Russia has claimed to have fully captured Mariupol in what would be its biggest victory yet in its war with Ukraine, marking an end to a weeks-long attack that left the strategic port city in ruins.
Russian defence minister Sergei Shoigu reported to President Vladimir Putin on Friday the “complete liberation” of the Azovstal steel plant in Mariupol, and the city as a whole, spokesman Igor Konashenkov said.
“The territory of the Azovstal metallurgical plant … has been completely liberated”, the defence ministry said in a statement. It said a total of 2,439 Ukrainian fighters who had been holed up at the steelworks had surrendered since Monday, including more than 500 on Friday.
A defence ministry video purporting to show the surrender showed a line of unarmed men approaching Russian soldiers outside the plant and giving their names. The Russians then carefully searched each man and their possessions and also appeared to be asking them to show their tattoos.
Hours earlier, Ukrainian President Volodymyr Zelenskyy said the last defenders at the steelworks had been told by Ukraine’s military that they could get out and save their lives. The Ukrainians did not immediately confirm the Russian figures on Azovstal.
Ukraine’s General Staff of Armed Forces did not comment on Russia’s claims in its morning update on Saturday.
The abandonment of the bunkers and tunnels of the bombed-out plant by the Azov Regiment means an end to the most destructive siege of a war that began when Russia invaded Ukraine nearly three months ago.
Much of Mariupol has been reduced to a smoking ruin, with more than 20,000 civilians feared dead.
The defence of the steel mill had been led by Ukraine’s Azov regiment, whose far-right origins have been seized on by the Kremlin as part of an effort to cast its invasion as a battle against Nazi influence in Ukraine. Russia said the Azov commander was taken away from the plant in an armoured vehicle.
Russian authorities have threatened to investigate some of the steel mill’s defenders for war crimes and put them on trial, branding them “Nazis” and criminals. That has stirred international fears about their fate.

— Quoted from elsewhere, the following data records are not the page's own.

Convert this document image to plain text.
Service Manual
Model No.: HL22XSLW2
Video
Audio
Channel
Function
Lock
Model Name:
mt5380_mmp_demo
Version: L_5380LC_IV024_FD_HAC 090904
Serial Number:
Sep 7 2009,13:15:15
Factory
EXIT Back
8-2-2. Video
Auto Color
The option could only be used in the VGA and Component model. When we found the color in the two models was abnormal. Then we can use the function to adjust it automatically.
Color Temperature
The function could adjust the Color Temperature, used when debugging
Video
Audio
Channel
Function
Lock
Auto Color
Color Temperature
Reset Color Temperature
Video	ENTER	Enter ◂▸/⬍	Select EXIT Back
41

Badly needed victory for Putin
The steelworks, which sprawled across 11 square kilometres ( four square miles), had been the site of fierce fighting for weeks. The dwindling group of outgunned fighters had held out, drawing Russian air raids, artillery and tank fire, before their government ordered them to abandon the plant’s defence and save themselves.
The complete takeover of Mariupol gives Putin a badly needed victory in the war he began on February 24 – a conflict that was supposed to have been a lightning conquest for the Kremlin but instead has seen its failure to take the capital of Kyiv, a pullback of forces to refocus on eastern Ukraine, and the sinking of the flagship of Russia’s Black Sea fleet.
Military analysts said Mariupol’s capture at this point is of mostly symbolic importance, since the city was already effectively under Moscow’s control and most of the Russian forces that were tied down by the fighting there had already left.
The Kremlin had sought control of Mariupol to complete a land corridor between Russia and the Crimean Peninsula, which it seized from Ukraine in 2014, and free up troops to join the larger battle for the Donbas. The city’s loss also deprives Ukraine of a vital seaport.
Mariupol endured some of the worst suffering of the war and became a worldwide symbol of defiance. An estimated 100,000 people remained out of a pre-war population of 450,000, many trapped without food, water, heat or electricity. Relentless bombardment left rows upon rows of shattered or hollowed-out buildings.